Connecting to the new target

The next stage is to connect to the new target board and core module:

  1. Select Target ? Connect to Target... to display the Connection Control window.

  2. Expand the new MP3Player entry.

    The relevant processor name entry is displayed, shown in Figure 3.25.

    Figure 3.25. Connecting to the new target

    Connecting to the new target
  3. Click the check box for the processor entry under the new MP3Player entry to connect to the target. RealView Debugger retrieves information specific to the target.

Viewing the new target definition

To view details about the new target hardware:

  1. In the Code window, select View ? Registers to display the Register pane. Two new tabs are included at the bottom of the pane, AP and CM940T.

  2. Click on the AP tab. RealView Debugger shows the abstraction of the hardware information specific to the Integrator/AP board, shown in Figure 3.26.

    Figure 3.26. AP tab in the Register pane

    AP tab in the Register pane

    This tab view enables you to modify your Integrator/AP board features, such as the memory mapped peripherals.

  3. To illustrate how RealView Debugger communicates directly with your Integrator/AP board, right-click on the text OFF directly beneath the L2 entry in the Register pane, and select ON from the context menu. The relevant LED display on your Integrator/AP board is turned on.
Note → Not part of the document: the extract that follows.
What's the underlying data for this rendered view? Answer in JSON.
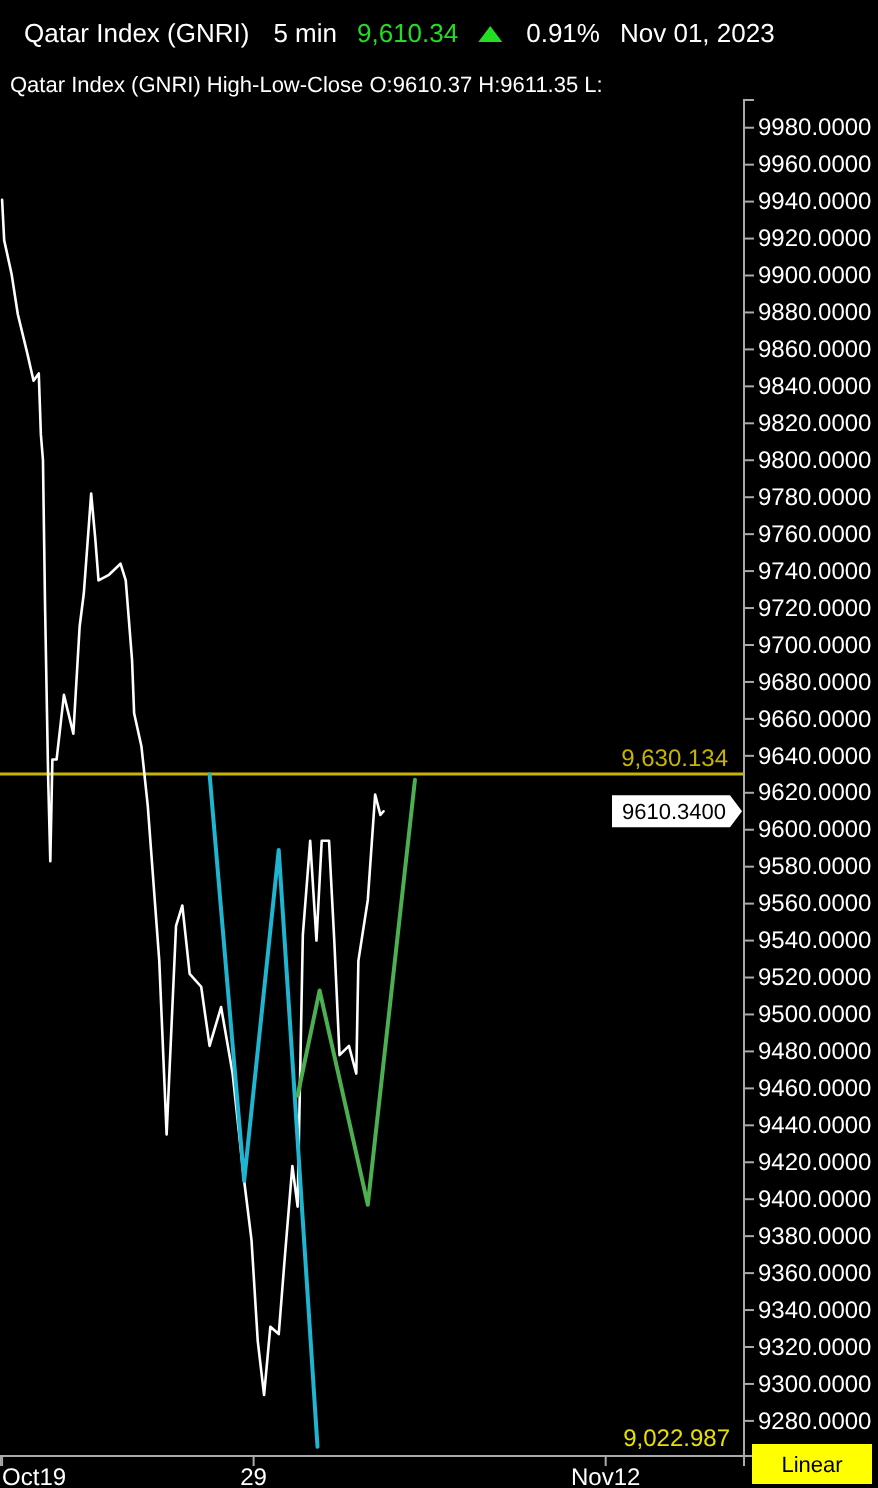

  4. Select the CM940T tab to see the abstraction of the hardware specific to the core module. The PRESENT status of the Motherboard indicates that the core module is connected to the Integrator/AP board.

    For more details on the Register pane, see the section on working with registers in the chapter that describes debug views in RealView Debugger v1.8 User Guide.

  5. In the Output pane at the bottom of the Code window, click on the Cmd tab. The display includes the line Advanced_info searched...BOARD=AP, BOARD=CM940T indicating that RealView Debugger is using the Integrator/AP and the CM940T board files.

    Note

    This information is only displayed when you first connect to the target after expanding the access-provider entry (MP3Player in this example).

    As a result, the memory map now contains the definitions required to use the Flash memory on the Integrator. See Flash programming for details.